Aber als der liebe Herrgott nicht mit Pech und Schwefel hineinfuhr, das Wetter immer herrlicher, das Wohlbehagen immer größer wurde, söhnte sich unsere Reisende mit all dem Brulljes aus. Sie hatte sogar ihre helle Freude, mit ihrem urwüchsigen Pfälzer Naturell alles zu beobachten, machte heimlich ihre Glossen, und als es hieß, dass das Schiff in zwei Tagen landen würde, tat es ihr ordentlich leid.

 

In seinem behaglichen Heim in der Nähe von Cincinatti saß ein stattlicher junger Mann, dem das Glück nur so aus den Augen leuchtete, an der Seite einer blühenden, bildhübschen Frau, die soeben ihr Kind genährt hatte.

 

Behutsam gab sie es ihm auf den Arm und trotz aller Ermahnungen von Seiten der jungen Mutter fing er an, mit dem Baby regelrecht im Zimmer herum zu tanzen. Granny is coming, my dear little boy, Granny is coming, my darling, schwatzte er dem Büble vor, bis die Wärterin hereinkam und es vorsichtig hinaustrug.

 

Dann nahmen die jungen Leute zärtlich Abschied von einander; die junge Frau geleitete Konrad bis zur Türe und er ging zur Bahn, um nach New York zu fahren, und die Mutter abzuholen.

 

In seiner Ungeduld war er natürlich viel zu früh gekommen.
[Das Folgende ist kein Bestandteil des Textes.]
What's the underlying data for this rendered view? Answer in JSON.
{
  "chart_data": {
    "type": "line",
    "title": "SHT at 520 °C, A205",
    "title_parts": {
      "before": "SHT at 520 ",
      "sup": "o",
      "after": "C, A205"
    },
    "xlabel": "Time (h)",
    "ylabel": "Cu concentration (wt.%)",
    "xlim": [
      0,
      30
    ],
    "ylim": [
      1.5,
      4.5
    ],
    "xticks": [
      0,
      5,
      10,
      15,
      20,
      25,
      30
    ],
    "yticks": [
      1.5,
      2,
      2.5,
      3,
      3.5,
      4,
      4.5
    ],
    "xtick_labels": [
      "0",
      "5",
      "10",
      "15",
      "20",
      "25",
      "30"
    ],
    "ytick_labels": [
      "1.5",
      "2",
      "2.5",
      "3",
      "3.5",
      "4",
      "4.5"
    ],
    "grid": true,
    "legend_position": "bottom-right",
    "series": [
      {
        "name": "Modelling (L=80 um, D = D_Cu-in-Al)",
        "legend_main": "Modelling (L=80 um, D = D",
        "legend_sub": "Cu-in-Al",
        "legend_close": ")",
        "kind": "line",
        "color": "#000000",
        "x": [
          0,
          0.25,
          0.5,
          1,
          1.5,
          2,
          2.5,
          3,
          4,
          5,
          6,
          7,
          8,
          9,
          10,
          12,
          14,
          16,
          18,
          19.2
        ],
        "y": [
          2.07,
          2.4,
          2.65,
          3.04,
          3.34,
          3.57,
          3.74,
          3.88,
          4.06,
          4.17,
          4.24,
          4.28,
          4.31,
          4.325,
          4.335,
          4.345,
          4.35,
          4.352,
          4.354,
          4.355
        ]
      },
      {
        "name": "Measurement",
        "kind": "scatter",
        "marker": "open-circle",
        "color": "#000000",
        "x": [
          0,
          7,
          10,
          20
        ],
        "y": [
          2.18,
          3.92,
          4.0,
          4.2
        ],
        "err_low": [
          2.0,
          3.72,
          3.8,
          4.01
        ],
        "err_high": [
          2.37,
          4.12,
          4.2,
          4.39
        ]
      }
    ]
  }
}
Er besorgte verschiedene Einkäufe, und als er dann – um sich die Zeit zu vertreiben – in den Hafenanlagen spazieren ging, flogen seine Gedanken in die alte Heimat, in das kleine Häusel in der Herdgasse in Speyer. Der Domgarten, der Ölberg, das Heidentürmchen, der Retscher, das Altpörtel, alles stand leibhaftig vor seinen Augen.

 

Endlich, endlich lief das Schiff ein. Geraume Zeit dauerte es noch, bis er die Mutter erblickte, wie sie, wohl gealtert und gebleicht, aber immer noch stolz und aufrecht, in Capottchen (Hütchen) und Mantille (Schleiertuch) daher kam. Sobald sie in erreichbarer Nähe war, stürzte er auf sie zu, streckte ihr beide Hände entgegen und rief jubelnd: „Mutter – meine liebe, gute Mutter – o kriege die Kränk, o kriege die Kränk, da bist du ja“.